The market fears a return to the pre-COVID regime of late 2019, when real yields rose with commodity prices in anticipation of faster growth.
Investors fear a return to pre-COVID circumstances. Before the COVID crisis, as shown in the circled segment of the chart on the upper right, the relationship between commodity prices and real yields was positive (both responded to real growth prospects). After the COVID pandemic began, the relationship turned negative, as shown in the circled area of the chart on the lower right. The Federal Reserve bought $3 trillion of securities and reduced its overnight rate to zero. Real yields fell even while commodity prices rose, because of the Fed’s “quantitative easing,” that is, multi-trillion-dollar securities purchases.

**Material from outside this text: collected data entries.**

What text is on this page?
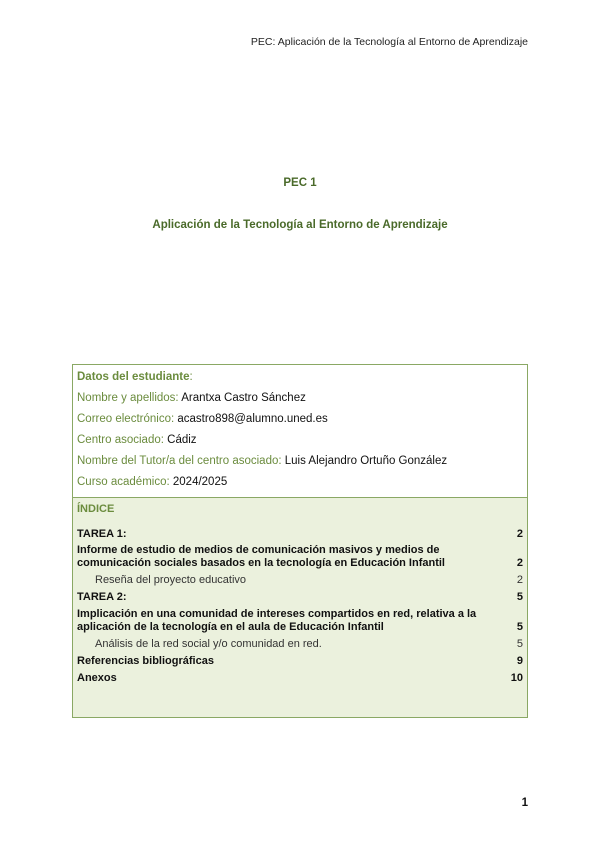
PEC: Aplicación de la Tecnología al Entorno de Aprendizaje
PEC 1
Aplicación de la Tecnología al Entorno de Aprendizaje
Datos del estudiante:
Nombre y apellidos: Arantxa Castro Sánchez
Correo electrónico: acastro898@alumno.uned.es
Centro asociado: Cádiz
Nombre del Tutor/a del centro asociado: Luis Alejandro Ortuño González
Curso académico: 2024/2025
ÍNDICE
TAREA 1:	2
Informe de estudio de medios de comunicación masivos y medios de comunicación sociales basados en la tecnología en Educación Infantil	2
Reseña del proyecto educativo	2
TAREA 2:	5
Implicación en una comunidad de intereses compartidos en red, relativa a la aplicación de la tecnología en el aula de Educación Infantil	5
Análisis de la red social y/o comunidad en red.	5
Referencias bibliográficas	9
Anexos	10
1
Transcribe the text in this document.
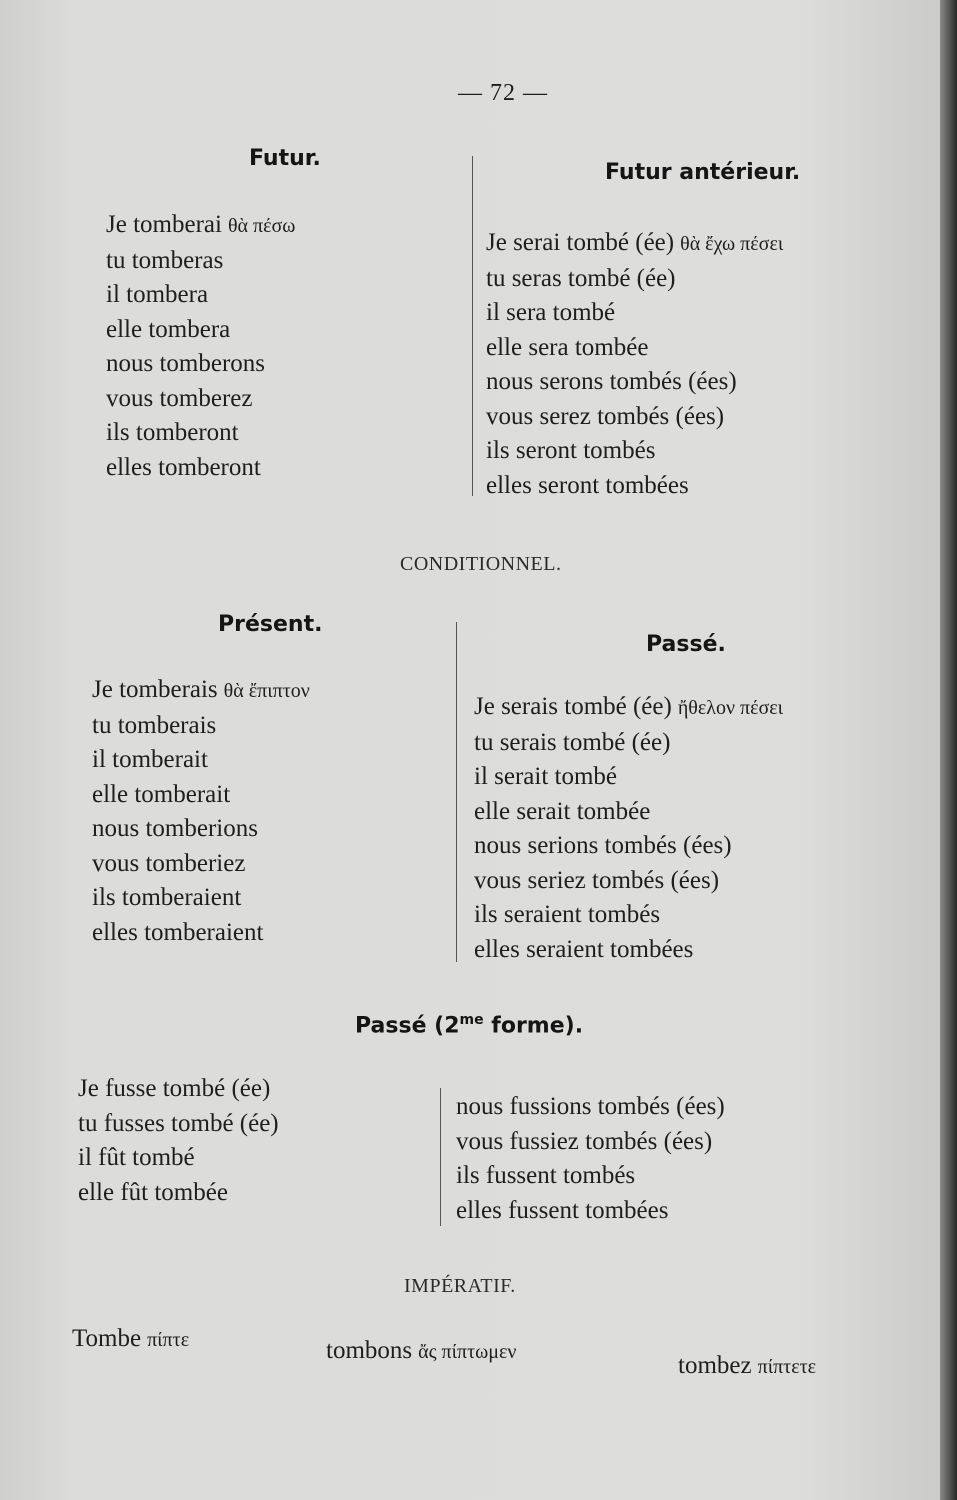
— 72 —
Futur.
Je tomberai θὰ πέσω
tu tomberas
il tombera
elle tombera
nous tomberons
vous tomberez
ils tomberont
elles tomberont
Futur antérieur.
Je serai tombé (ée) θὰ ἔχω πέσει
tu seras tombé (ée)
il sera tombé
elle sera tombée
nous serons tombés (ées)
vous serez tombés (ées)
ils seront tombés
elles seront tombées
CONDITIONNEL.
Présent.
Je tomberais θὰ ἔπιπτον
tu tomberais
il tomberait
elle tomberait
nous tomberions
vous tomberiez
ils tomberaient
elles tomberaient
Passé.
Je serais tombé (ée) ἤθελον πέσει
tu serais tombé (ée)
il serait tombé
elle serait tombée
nous serions tombés (ées)
vous seriez tombés (ées)
ils seraient tombés
elles seraient tombées
Passé ($2^{me}$ forme).
Je fusse tombé (ée)
tu fusses tombé (ée)
il fût tombé
elle fût tombée
nous fussions tombés (ées)
vous fussiez tombés (ées)
ils fussent tombés
elles fussent tombées
IMPÉRATIF.
Tombe πίπτε	tombons ἄς πίπτωμεν	tombez πίπτετε
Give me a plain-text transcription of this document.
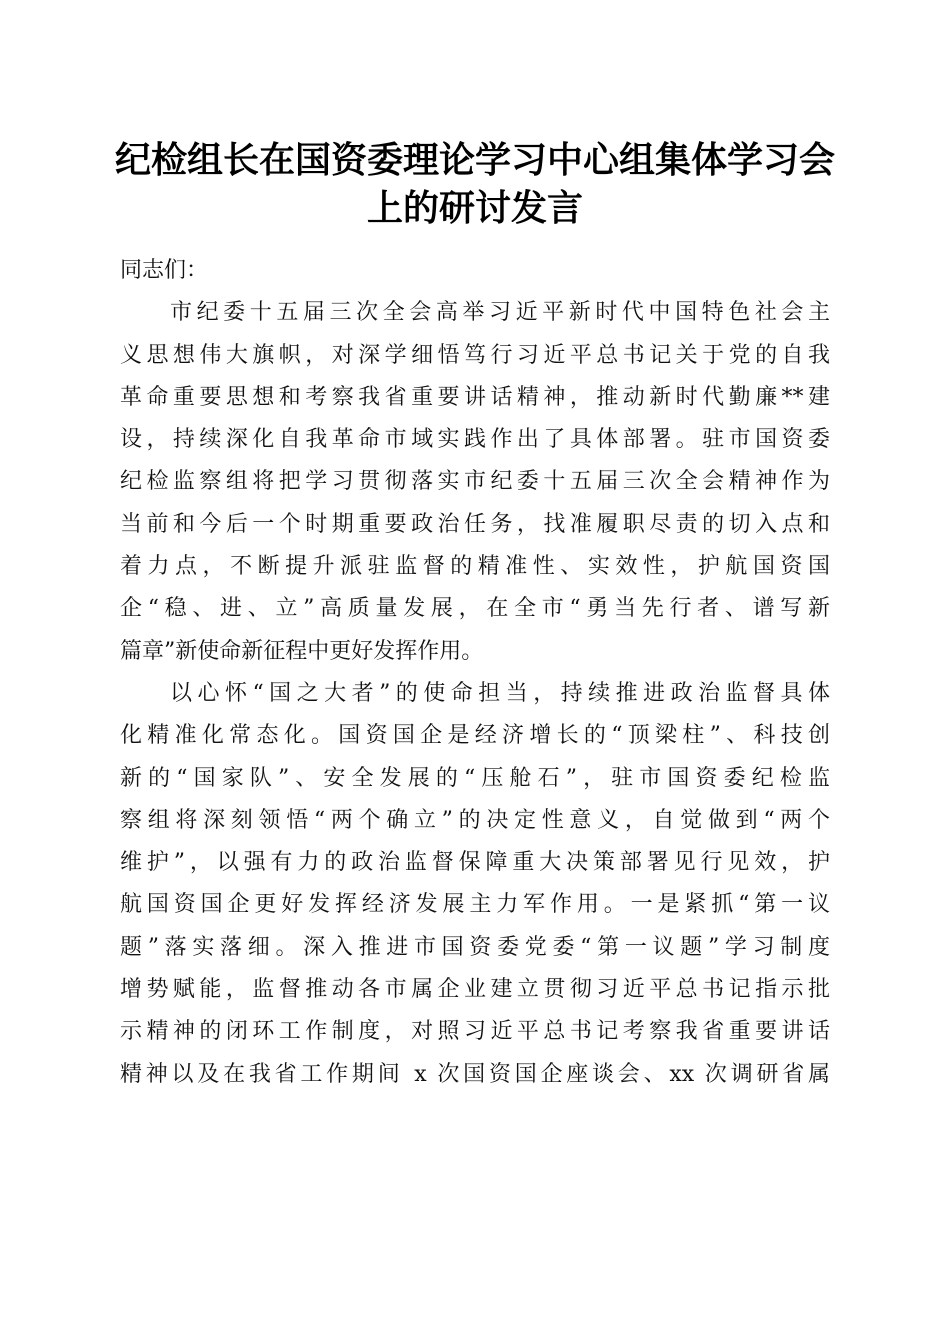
纪检组长在国资委理论学习中心组集体学习会
上的研讨发言
同志们：
市纪委十五届三次全会高举习近平新时代中国特色社会主
义思想伟大旗帜，对深学细悟笃行习近平总书记关于党的自我
革命重要思想和考察我省重要讲话精神，推动新时代勤廉**建
设，持续深化自我革命市域实践作出了具体部署。驻市国资委
纪检监察组将把学习贯彻落实市纪委十五届三次全会精神作为
当前和今后一个时期重要政治任务，找准履职尽责的切入点和
着力点，不断提升派驻监督的精准性、实效性，护航国资国
企“稳、进、立”高质量发展，在全市“勇当先行者、谱写新
篇章”新使命新征程中更好发挥作用。
以心怀“国之大者”的使命担当，持续推进政治监督具体
化精准化常态化。国资国企是经济增长的“顶梁柱”、科技创
新的“国家队”、安全发展的“压舱石”，驻市国资委纪检监
察组将深刻领悟“两个确立”的决定性意义，自觉做到“两个
维护”，以强有力的政治监督保障重大决策部署见行见效，护
航国资国企更好发挥经济发展主力军作用。一是紧抓“第一议
题”落实落细。深入推进市国资委党委“第一议题”学习制度
增势赋能，监督推动各市属企业建立贯彻习近平总书记指示批
示精神的闭环工作制度，对照习近平总书记考察我省重要讲话
精神以及在我省工作期间 x 次国资国企座谈会、xx 次调研省属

Inflation expectations have risen, but they have only risen along with commodity prices (and a tad to account for supply disruptions. The Fed’s favorite measure of inflation expectations, the 5-year inflation rate five years forward, is shown in the chart below.
There is a straight line relationship between the 5-year inflation swap 5 years forward (on the vertical scale) and the S&P/Goldman Sachs Commodity Index. That relationship has remained in a straight line from January 2020 to the present; the only change has been an upshift in the line, by about 20 basis points (0.2 percentage points). That’s not enough to attract the Federal Reserve’s attention. The 20 basis point shift in the regression line between commodities prices and expected inflation reflects supply interruptions due to the pandemic.
There’s nothing to indicate that the US economy is running so hot that the Federal Reserve would have to tighten monetary policy to control inflation.
The most widely followed (and most predictive of future economic conditions) among the regional Federal Reserve economic gauges is the Philadelphia Federal Reserve’s. The new orders component of the index, the most forward-looking element in the survey, shows a sharp drop during the last two months.
Nothing in the present economy justifies another “taper tantrum,” the 2013 jump in Treasury yields and fall in stock prices that ensued upon the “tapering” of the Fed’s quantitative easing. Tech stocks are rich and valuations may be stupid, but the Fed is not going to be the entity that pops this bubble – not in any case for quite some time.